C’est la présence de
la matière qui confère le sceau de la réalité (exception faite pour le dieu,
qui est sans matière), et c’est non sans ironie qu’Aristote demande aux
platoniciens s’il existe « quelque maison, en-dehors des
briques ? »[6].
Sans les briques,
la maison n’est qu’une épure dans la pensée de l’architecte, mais nul n’a
jamais logé dans une épure, pas plus que dans la Maison En Soi. La matérialité
est donc essentielle dans la constitution d’une chose réelle. Aristote
l’affirme nettement en disant que la matière est à l’évidence elle aussi
substance[7].
Dire que la
matière est aussi substance signifie que les substances ne peuvent exister sans
matière et être ce qu’elles sont sans telle ou telle matière.
La chose réelle
pour Aristote est donc un sunolon, un « tout », ou encore un suntheton,
un « composé » de matière et de forme, l’une n’étant pas séparable de
l’autre in concreto.
Or, en passant de
la philosophie antique à la philosophie moderne, c’est-à-dire en passant
d’Aristote à Descartes, le paysage se modifie radicalement en ce qui concerne
la conception de la matière. Le bel équilibre aristotélicien se rompt, et
l’abstraction mathématique va prendre le pas sur le monde antique de la pleine
corporéité.
Je vous propose donc de parcourir le sujet
qui nous occupe en trois points :
1/ Matière et abstraction.
2/ Le déclin de l’homo faber.
3/ Materia Mater.
***
I – Matière et abstraction.
Tout d’abord, que signifie
« abstraction » ? L’étymologie nous enseigne qu’abstraire vient
de ab-trahere, « ôter de », « enlever ». Or,
qu’est-ce qu’enlève l’abstraction au cours de ce processus, si ce n’est
précisément la matière ? La sphère mathématique, c’est la sphère sensible
et pleine à laquelle le mathématicien ôte, par la pensée, sa matière, et les
irrégularités que celle-ci introduit par rapport à la définition idéale de la
sphère.
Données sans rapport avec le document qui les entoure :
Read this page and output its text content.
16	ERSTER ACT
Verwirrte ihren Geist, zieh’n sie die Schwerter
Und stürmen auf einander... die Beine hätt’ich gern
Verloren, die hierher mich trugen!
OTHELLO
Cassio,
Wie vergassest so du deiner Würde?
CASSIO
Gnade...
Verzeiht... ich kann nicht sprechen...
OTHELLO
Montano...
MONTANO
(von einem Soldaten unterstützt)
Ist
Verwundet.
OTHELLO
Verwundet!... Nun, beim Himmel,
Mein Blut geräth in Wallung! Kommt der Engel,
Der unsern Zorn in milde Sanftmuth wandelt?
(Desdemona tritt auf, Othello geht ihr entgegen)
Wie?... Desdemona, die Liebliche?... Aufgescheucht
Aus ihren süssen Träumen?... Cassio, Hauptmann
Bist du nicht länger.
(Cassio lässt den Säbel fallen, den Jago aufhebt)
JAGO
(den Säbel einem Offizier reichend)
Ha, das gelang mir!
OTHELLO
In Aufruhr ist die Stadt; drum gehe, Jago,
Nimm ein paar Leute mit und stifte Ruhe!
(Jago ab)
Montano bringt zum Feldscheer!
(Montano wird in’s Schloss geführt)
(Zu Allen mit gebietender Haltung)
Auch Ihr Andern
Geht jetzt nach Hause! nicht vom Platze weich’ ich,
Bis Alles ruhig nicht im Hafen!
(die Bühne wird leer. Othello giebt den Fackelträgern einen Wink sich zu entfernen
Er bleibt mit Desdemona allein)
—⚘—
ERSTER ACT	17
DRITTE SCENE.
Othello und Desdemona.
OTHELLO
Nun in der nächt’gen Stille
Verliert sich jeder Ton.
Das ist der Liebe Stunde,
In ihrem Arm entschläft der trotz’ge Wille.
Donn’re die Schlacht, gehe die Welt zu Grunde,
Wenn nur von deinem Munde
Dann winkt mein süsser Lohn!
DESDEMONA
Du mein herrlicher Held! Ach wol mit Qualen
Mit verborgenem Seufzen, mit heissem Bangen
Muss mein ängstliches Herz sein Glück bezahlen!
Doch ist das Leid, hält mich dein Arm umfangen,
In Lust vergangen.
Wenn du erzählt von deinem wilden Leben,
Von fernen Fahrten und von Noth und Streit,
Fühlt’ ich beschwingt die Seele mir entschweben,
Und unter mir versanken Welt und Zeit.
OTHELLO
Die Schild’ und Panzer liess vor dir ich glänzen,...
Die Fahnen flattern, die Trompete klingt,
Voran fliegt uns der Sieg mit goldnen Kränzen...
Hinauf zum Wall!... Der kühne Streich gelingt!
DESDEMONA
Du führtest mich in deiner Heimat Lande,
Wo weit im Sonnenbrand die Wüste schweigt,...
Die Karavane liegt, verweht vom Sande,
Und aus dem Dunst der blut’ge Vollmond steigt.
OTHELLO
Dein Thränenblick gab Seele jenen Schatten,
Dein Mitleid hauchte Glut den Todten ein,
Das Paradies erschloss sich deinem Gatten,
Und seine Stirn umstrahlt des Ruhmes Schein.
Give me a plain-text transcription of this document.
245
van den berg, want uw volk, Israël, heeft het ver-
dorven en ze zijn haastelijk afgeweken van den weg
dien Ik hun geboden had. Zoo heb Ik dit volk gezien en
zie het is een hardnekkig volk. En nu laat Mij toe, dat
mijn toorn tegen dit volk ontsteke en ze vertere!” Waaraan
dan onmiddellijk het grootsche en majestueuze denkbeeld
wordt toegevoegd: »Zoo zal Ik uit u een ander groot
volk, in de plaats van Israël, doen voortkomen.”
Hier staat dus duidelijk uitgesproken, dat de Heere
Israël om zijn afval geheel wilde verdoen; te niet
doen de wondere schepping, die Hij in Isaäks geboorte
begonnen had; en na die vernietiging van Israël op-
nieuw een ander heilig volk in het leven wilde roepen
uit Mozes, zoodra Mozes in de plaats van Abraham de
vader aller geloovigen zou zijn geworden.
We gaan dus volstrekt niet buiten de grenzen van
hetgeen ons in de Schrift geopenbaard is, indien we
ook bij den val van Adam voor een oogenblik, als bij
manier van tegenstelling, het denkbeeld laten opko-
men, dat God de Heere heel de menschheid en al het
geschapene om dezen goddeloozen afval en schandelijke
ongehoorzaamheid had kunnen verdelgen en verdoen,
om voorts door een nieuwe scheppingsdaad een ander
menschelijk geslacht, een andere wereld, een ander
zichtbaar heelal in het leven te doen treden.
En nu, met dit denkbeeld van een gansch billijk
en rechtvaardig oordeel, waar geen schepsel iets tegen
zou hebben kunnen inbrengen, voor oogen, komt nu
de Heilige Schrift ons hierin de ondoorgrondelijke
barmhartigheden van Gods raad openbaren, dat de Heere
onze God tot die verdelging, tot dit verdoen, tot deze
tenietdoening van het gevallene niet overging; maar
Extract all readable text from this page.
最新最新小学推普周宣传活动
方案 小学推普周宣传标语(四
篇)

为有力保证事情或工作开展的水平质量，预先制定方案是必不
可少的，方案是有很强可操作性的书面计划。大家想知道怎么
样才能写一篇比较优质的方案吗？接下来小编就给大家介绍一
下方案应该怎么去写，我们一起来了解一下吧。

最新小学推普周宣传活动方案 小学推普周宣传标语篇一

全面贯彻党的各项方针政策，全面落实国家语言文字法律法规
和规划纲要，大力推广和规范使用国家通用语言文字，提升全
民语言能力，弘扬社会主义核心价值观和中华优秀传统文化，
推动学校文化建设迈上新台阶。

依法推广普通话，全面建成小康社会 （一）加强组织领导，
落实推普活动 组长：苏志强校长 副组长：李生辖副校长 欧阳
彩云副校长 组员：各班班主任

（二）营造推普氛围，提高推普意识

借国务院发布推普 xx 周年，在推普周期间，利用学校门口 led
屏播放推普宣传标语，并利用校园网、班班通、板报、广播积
Ce qui se produit de nos jours, époque d’abstractions, c’est comme un
étiolement de la matière, dont l’opacité lourde et la présence cèdent le pas
devant son élucidation par un faisceau de paramètres qui, pour être numériques,
n’en sont pas moins des représentations mentales.
Le tissu matériel
des choses est le responsable de la richesse des expériences sensibles, car il
est le support des différences qualitatives. Ce sont précisément les qualités
sensibles qui s’estompent dans le règne de la physique mathématique cartésienne
et si elles subsistent, c’est seulement comme objet de rêveries, comme dans les
livres que Gaston Bachelard a consacrés au feu, à l’air, à l’eau, à la terre.
Nous ignorons de plus en plus la magie de la corporéité telle que l’éprouvait
un Grec antique, vivant au milieu d’une lumière fluide, devant la chair bleue
de la mer avec, dans l’oreille, le son pâteux de l’aulos.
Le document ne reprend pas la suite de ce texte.